In response to this:
/severity moderate /component planner /impact wrong-result
Instructions for interacting with me using PR comments are available here. If you have questions or suggestions related to my behavior, please file an issue against the ti-community-infra/tichi repository.

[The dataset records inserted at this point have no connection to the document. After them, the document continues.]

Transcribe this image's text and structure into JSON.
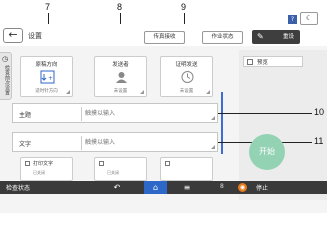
{
  "callouts": [
    "7",
    "8",
    "9",
    "10",
    "11"
  ],
  "header": {
    "back_icon": "arrow-left-icon",
    "title": "设置",
    "buttons": [
      "传真接收",
      "作业状态"
    ],
    "settings_label": "重设",
    "help_label": "?",
    "moon_icon": "moon-icon"
  },
  "side_tab": {
    "icon": "clock-icon",
    "label": "检查前次设置"
  },
  "tiles": [
    {
      "label": "原稿方向",
      "sub": "适时针方向",
      "icon": "orientation-icon"
    },
    {
      "label": "发送者",
      "sub": "未设置",
      "icon": "sender-icon"
    },
    {
      "label": "证明发送",
      "sub": "未设置",
      "icon": "clock-icon"
    }
  ],
  "right_panel": {
    "checkbox_label": "预览",
    "checkbox_checked": false
  },
  "fields": {
    "subject": {
      "label": "主题",
      "placeholder": "触摸以输入"
    },
    "text": {
      "label": "文字",
      "placeholder": "触摸以输入"
    }
  },
  "start_button": "开始",
  "bottom_tiles": [
    {
      "label": "打印文字",
      "sub": "已关闭"
    },
    {
      "label": "",
      "sub": "已关闭"
    },
    {
      "label": "",
      "sub": ""
    }
  ],
  "status_bar": {
    "label": "检查状态",
    "back_icon": "back-arrow-icon",
    "home_icon": "home-icon",
    "menu_icon": "menu-icon",
    "num": "8",
    "stop_label": "停止"
  }
}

inner join also return wrong result : select t1.col1, t2.col1 from lrr_test as t1 inner join lrr_test as t2 on t1.col1 = t2.col1 where t1.col1 != 3.538547054120427e307
| 1.7905151735809062e308 | -1.6311134967437805e308 |
| 1.7905151735809062e308 | -1.6685908644498436e308 |
| 1.7905151735809062e308 | -1.6888619680353582e308 |
| 1.7905151735809062e308 | -1.704648925036604e308 |
+-------------------------+-------------------------+
10404 rows in set (0.36 sec)
left join also return wrong result : select t1. col1, t2.col1 from lrr_test as t1 left join lrr_test as t2 on t1.col1 = t2.col1 where t1.col1 <= 0;
| -3.3262533560429795e305 | -1.5899713947158026e308 |
| -3.3262533560429795e305 | -1.6128280680807152e308 |
| -3.3262533560429795e305 | -1.6311134967437805e308 |
| -3.3262533560429795e305 | -1.6685908644498436e308 |
| -3.3262533560429795e305 | -1.6888619680353582e308 |
| -3.3262533560429795e305 | -1.704648925036604e308 |
+-------------------------+-------------------------+
2809 rows in set (0.28 sec)
@apollodafoni Can you change the table data into INSERT INTO or csv? It's hard to use.
And I could not reproduce the problem currently.
@winoros I can reproduce this bug. I think there is 2 unexpected thing:
- the hash join use
CARTESIAN inner join, but it actually has an equal join condition
mysql> explain select t1. col1, t2.col1 from lrr_test as t1 join lrr_test as t2 on t1.col1 = t2.col1 where t1.col1 >=0;
+-----------------------------+---------+-----------+---------------+----------------------------------+
| id | estRows | task | access object | operator info |
+-----------------------------+---------+-----------+---------------+----------------------------------+
| HashJoin_10 | NaN | root | | CARTESIAN inner join |
| ├─TableReader_15(Build) | 49.00 | root | | data:TableRangeScan_14 |
| │ └─TableRangeScan_14 | 49.00 | cop[tikv] | table:t2 | range:[0,+inf], keep order:false |
| └─TableReader_13(Probe) | 49.00 | root | | data:TableRangeScan_12 |
| └─TableRangeScan_12 | 49.00 | cop[tikv] | table:t1 | range:[0,+inf], keep order:false |
+-----------------------------+---------+-----------+---------------+----------------------------------+
- The worst thing is the join condition is lost, you can see in the plan
HashJoin_10does not have other condtion, this makes the join result wrong.
NaN is got because the data of the table is too wide(It has values near MinFlaot64 and values near MaxFloat64), the histogram width of the column exceeds MaxFloat64, becoming +inf, then leading to NaN.